Has anyone been converted the model to INT8 successfully?
Hi all,
I couldn't convert the model from .pth -> ONNX -> TRT INT8. Has anyone met the same situation?
It's successful to convert the model to FP16 or FP8. Yet, once I set INT8 in the trtexec, what I got in the end would be a "FAILED TensorRT.....".
Possible solutions I tried are:
- Use simplified ONNX model
- Set ONNX model in opset17 instead opset16
- Set allocationStrategy=runtime in trtexec Neither of them solved my case.
My environment:
- TensorRT: 10.5, 10.6.0.26 and 10.8.0.43
- CUDA: 11.8
- DFINE model type: dfine_hgnetv2_n_coco.yml
Many thanks!
Yes I encountered the same problem - pretty much the same steps as described in the original post.
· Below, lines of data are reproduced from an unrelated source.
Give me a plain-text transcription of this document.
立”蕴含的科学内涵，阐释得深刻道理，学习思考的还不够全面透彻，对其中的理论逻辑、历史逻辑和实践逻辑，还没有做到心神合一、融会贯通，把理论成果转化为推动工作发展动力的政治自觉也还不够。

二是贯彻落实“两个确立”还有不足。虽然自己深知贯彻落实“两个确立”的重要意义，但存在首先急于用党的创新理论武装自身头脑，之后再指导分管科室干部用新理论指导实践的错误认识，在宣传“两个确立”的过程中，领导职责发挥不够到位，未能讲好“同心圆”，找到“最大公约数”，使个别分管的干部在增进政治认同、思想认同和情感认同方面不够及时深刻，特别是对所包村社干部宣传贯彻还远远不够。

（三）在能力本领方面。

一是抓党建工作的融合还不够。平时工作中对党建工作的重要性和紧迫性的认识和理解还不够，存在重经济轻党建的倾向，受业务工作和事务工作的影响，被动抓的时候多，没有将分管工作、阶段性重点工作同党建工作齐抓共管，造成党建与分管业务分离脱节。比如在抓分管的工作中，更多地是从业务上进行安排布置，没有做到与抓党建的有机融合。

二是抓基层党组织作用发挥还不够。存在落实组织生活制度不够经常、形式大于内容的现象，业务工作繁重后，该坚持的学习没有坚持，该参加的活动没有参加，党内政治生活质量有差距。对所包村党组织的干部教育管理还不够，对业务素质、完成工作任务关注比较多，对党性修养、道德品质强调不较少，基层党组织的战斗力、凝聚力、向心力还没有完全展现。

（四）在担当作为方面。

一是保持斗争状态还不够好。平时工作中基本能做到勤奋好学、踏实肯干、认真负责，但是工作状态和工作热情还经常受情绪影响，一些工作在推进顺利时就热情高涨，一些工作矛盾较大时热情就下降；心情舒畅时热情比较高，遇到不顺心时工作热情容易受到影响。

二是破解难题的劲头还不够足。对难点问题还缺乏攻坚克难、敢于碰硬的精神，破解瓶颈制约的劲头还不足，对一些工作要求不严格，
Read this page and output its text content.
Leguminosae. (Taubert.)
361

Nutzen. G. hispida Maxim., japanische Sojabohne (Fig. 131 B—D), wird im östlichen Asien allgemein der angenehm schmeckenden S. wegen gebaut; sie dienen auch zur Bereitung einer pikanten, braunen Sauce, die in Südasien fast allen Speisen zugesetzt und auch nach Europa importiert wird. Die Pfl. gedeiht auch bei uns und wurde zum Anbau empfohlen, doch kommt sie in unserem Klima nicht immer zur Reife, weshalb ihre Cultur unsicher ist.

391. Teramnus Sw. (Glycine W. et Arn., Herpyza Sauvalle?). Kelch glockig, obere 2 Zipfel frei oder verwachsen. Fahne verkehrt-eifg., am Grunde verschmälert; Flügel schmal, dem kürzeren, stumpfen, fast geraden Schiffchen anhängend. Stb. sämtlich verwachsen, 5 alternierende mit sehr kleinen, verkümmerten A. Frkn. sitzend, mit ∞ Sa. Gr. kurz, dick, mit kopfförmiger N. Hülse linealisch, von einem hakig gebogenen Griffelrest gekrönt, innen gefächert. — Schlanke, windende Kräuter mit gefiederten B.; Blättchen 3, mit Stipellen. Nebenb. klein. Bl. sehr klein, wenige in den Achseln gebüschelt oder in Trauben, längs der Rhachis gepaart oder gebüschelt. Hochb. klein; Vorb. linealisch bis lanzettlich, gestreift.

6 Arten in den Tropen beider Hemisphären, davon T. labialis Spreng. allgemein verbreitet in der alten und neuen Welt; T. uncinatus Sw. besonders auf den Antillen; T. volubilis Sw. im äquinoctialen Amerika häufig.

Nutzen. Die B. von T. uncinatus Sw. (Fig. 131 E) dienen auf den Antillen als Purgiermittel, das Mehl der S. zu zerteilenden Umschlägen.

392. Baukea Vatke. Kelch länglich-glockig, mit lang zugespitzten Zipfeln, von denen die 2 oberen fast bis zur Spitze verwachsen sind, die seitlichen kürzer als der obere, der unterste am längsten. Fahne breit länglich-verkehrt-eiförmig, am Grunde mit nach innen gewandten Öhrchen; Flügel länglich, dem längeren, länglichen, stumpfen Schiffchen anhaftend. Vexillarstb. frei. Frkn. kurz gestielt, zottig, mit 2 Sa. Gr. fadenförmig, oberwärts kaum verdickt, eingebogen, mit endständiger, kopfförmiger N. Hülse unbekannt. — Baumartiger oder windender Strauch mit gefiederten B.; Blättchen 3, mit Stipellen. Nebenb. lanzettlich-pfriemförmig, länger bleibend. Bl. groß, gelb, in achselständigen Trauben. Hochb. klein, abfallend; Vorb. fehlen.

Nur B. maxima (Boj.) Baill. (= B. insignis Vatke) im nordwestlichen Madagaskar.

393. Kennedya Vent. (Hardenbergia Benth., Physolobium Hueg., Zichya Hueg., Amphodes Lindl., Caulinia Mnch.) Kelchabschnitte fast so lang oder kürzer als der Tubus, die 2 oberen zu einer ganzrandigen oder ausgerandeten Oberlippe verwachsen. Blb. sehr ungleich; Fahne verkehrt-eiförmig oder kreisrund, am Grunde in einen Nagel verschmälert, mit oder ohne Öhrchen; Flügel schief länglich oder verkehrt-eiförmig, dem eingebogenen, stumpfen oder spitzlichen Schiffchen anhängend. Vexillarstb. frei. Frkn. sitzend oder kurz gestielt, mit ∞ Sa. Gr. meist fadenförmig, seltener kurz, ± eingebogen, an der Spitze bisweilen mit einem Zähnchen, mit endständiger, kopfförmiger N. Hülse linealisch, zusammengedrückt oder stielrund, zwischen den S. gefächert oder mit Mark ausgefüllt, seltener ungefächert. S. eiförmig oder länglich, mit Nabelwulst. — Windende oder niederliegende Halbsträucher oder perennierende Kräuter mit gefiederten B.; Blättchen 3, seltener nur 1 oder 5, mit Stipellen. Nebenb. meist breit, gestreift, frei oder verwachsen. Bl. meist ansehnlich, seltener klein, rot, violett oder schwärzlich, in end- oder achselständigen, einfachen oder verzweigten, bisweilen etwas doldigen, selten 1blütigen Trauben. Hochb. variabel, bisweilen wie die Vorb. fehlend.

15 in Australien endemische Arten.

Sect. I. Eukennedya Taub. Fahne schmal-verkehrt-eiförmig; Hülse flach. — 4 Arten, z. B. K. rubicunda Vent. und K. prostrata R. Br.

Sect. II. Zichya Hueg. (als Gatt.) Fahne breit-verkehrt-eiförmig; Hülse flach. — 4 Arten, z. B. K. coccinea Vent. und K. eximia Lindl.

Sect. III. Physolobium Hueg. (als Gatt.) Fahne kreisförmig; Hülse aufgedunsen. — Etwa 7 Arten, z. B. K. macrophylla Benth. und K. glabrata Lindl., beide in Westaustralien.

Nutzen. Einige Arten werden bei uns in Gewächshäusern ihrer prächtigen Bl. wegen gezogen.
I believe this probably is an issue with tensort 10.8 - int8 quantization with D-FINE was working with tensorrt 8.6.
This model can also not be quantized with tensorrt 10.3.
-
Maybe with tensorrt10 you should try the new TensorRT-Model-Optimizer: https://github.com/NVIDIA/TensorRT-Model-Optimizer/blob/main/examples/onnx_ptq/README.md
-
Also for QAT: https://github.com/NVIDIA/TensorRT/tree/release/10.10/tools/pytorch-quantization " All developers are encouraged to use the TensorRT Model Optimizer to benefit from the latest advancements on quantization and compression."